鳳嶺は両手に持っていた拳銃を廊下に放った。それに驚く双子。鳳嶺が両手を下に下げると両手に千早のような『闇』、紫と黒の煙が包む。そして、現れたのは、二丁のマシンガン。鳳嶺がそれを双子に向けて構えると、横で村正が口角を上げて笑っていた。


「お前のそんなとこ、嫌いじゃねぇわ」

「ふふ、光栄です。鳳嶺」


バッと村正が双子に向かって跳躍した。双子が指を離しながらヘンゼルが大盾を構えた。が、そこにマシンガンの乱射が襲い、大盾から振動がヘンゼルに伝わる。グレーテルがその背後で炎の球体を幾つも作り、展開させている。が、グレーテルの目の前に、村正が素早く滑り込むと、グレーテルに向かって刀を振った。それをかろうじて避けたグレーテルを見て、足を軸にし、開け放たれた闘技場に向かって回し蹴りを放った。グレーテルは吹っ飛ばされながらも、炎の球体を投げる、がそれを村正は刀で切り刻む。
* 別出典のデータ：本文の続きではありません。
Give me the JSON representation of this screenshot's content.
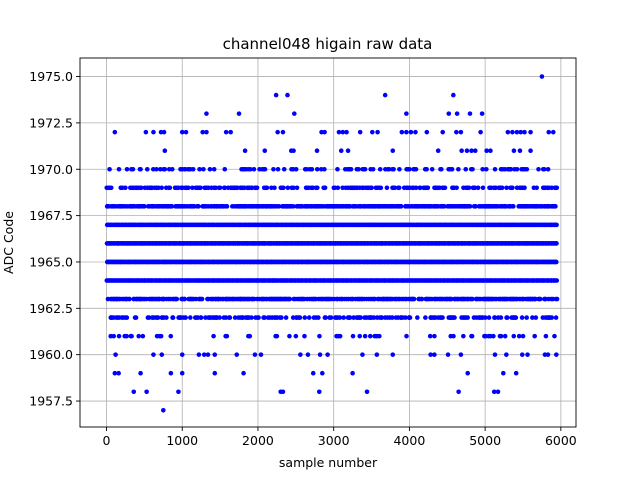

ヘンゼルが横目で飛んでいったグレーテルを見やると、大盾で鳳嶺の攻撃を防ぎながら、後方に跳躍。グレーテルのように闘技場へと消えた。凄まじい乱射の音が消える。片方のマシンガンを焼けただれた肌の上に担ぎながら鳳嶺は刀を振り、血を払う村正に歩み寄る。


「さ、行くか」

「はい、そうですね」


扉の向こうから幾つも炎の球体が二人を襲った。それらを顔を横にそらしてかわし、二人は頷き合うと闘技場に向かって床を跳躍した。